THE brutal murders of Salman Taseer and Shahbaz Bhatti, both key figures in the government, within a few weeks and both in the supposedly well-guarded capital city, and the variety of public responses to these murders prove that the threat to the state is far more serious than generally assumed.

The central issue is neither the blasphemy law nor the murmur of protest against faith-related intolerance. These are only ploys to secure legitimacy for an all-out bid to capture the state. Therefore, the government's affidavits against any move to change the blasphemy law and all its pathetic disowning of the voices of reason will be in vain. And while the government continues to thus divert itself the extremists will be free to raise their strength to the level required for a final assault on the dilapidated citadel of power.

The outlines of this grim scenario have been clear to all discerning observers for quite some time.
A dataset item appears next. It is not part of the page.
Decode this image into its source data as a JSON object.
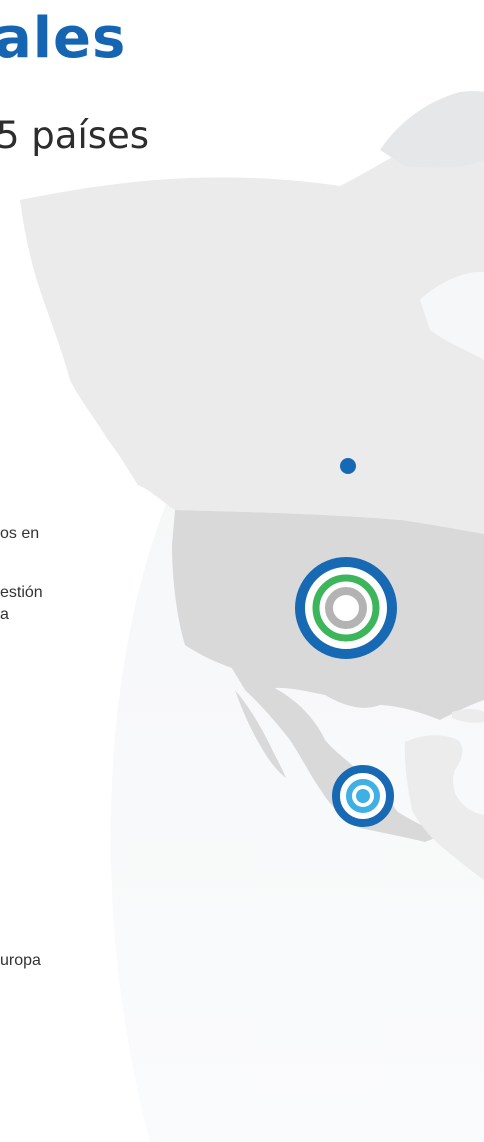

An additional factor brought out by recent developments is the somewhat alarming disclosure of the considerable pockets of support the extremists gunning for the state have acquired.

The large mass of the people occupying the ground between the state and the insurgents, that has often been written off as a mute majority, is no more irrelevant. Quite a few elements in this huge population have now become bold enough to proclaim their sympathies with the militants — by declining to condemn acts of terrorism, by refusing to join funeral prayers or make gestures of condolence for victims of absolutely indefensible murders, and by lionising an assassin. This has significantly altered the nature of Pakistan's mega-crisis.

The people are being wooed by two contending forces — the state as represented by its three organs and the militants who want to replace it. The force that is supported by a majority, covertly or overtly, will win. Which side will the people back?

The points in favour of the state, apart from legitimacy, are that it is based on democratic assumptions which alone can lead to its flowering as a federation, which will be at least theoretically capable of meeting the aspirations of a pluralist society and the demands of peaceful coexistence with other members of the human family.

However, at the moment the state's debit column is much longer. Its democratic credentials are suspect. It lacks cohesion as its organs — the executive, the legislature and the judiciary — are pulling in different directions apparently unmindful of the threat to all of them. A variety of factors have catapulted a department of the executive — the armed forces — to the position of final arbitrators, even in political matters that lie outside their domain, a role in which they have repeatedly been found wanting.

The challengers are indigenous soldiers (by their appearance they look more indigenous than Pakistan's rulers) who attack the state because they accuse it of having reneged on its Islamic ideology and of supporting a foreign power that, according to them, is at war with Muslims and their faith. jahiliya

They have expropriated not only the standard of Islam but also the idiom of down-to-earth religious missionaries. They promise the ordinary people freedom from imperialist oppressors and corrupt and self-serving rulers, all of which appeals to the people, especially the disadvantaged majority. And they explain away their excesses as a reaction to atrocities committed against them. They claim that they kill only renegades in Islam and those who have fallen into and are not Muslims.

The citizens have an instinctive distaste for the orgies of killing which is the extremists' main weapon with which to terrorise the people into submission. They are also afraid of substituting a system they know with something of which they have scant knowledge. However, they have little inclination to support a state that has, in their view, abandoned its social contract with them by abdicating its benevolent functions — as the provider of security of life, liberty, employment, education, health and justice — and that is becoming more and more brazenly coercive.

The situation was summed up by a senior bureaucrat when he said that the state of Pakistan has all along been at war with its people. A large number of Pakistanis are today likely to endorse this view. The alienation of the people is the biggest factor unfavourable to the state and the biggest source of strength to the extremists.

Thus anyone who is serious about ensuring Pakistan's transition to a genuinely democratic, pluralist federation must call for clarity of objectives and their resolute pursuit in both the military and civil components of the struggle against extremism.

The adage that war is too serious a problem to be left to generals alone should never be ignored. The Pakistan Army leaders themselves have often said that they can only undertake operations that are backed by the nation. However, this backing must be meaningful and collaborative across the board.

While dealing with insurgents the troops must not ignore the humanitarian rules of conduct. They should win over their opponents to the state's side and not vice versa. They must also remember that the religious militants present more formidable an opposition to Pakistan's armed forces than did the Tamil Tigers to the Sri Lankan high command, for instance.

Even more urgent is the need for the government to put its house in order. This is not the time for endless debates on issues that only make the common citizens bitter about the neglect of their concerns. The state has to re-establish its credit with the people. This means much more than effective interventions to relieve them of the burden of inflation and unemployment and fears bred by lawlessness and disorder.

It is time to begin attacking the iniquitous socio-economic order by granting peasants ownership of the land they till and the workers a fair reward for their labour, by launching more substantial campaigns to achieve gender justice, and by making children's dreams of realising themselves achievable. n

Above all, the state should start engaging the people in a discourse for mutual good as hitherto it has been much too selfish to be able to survive, or even to command respect. These measures will give the state greater security than can by secured by any amount of military aid or number of bullet-proof vehicles that can protect only those who do not come out of them.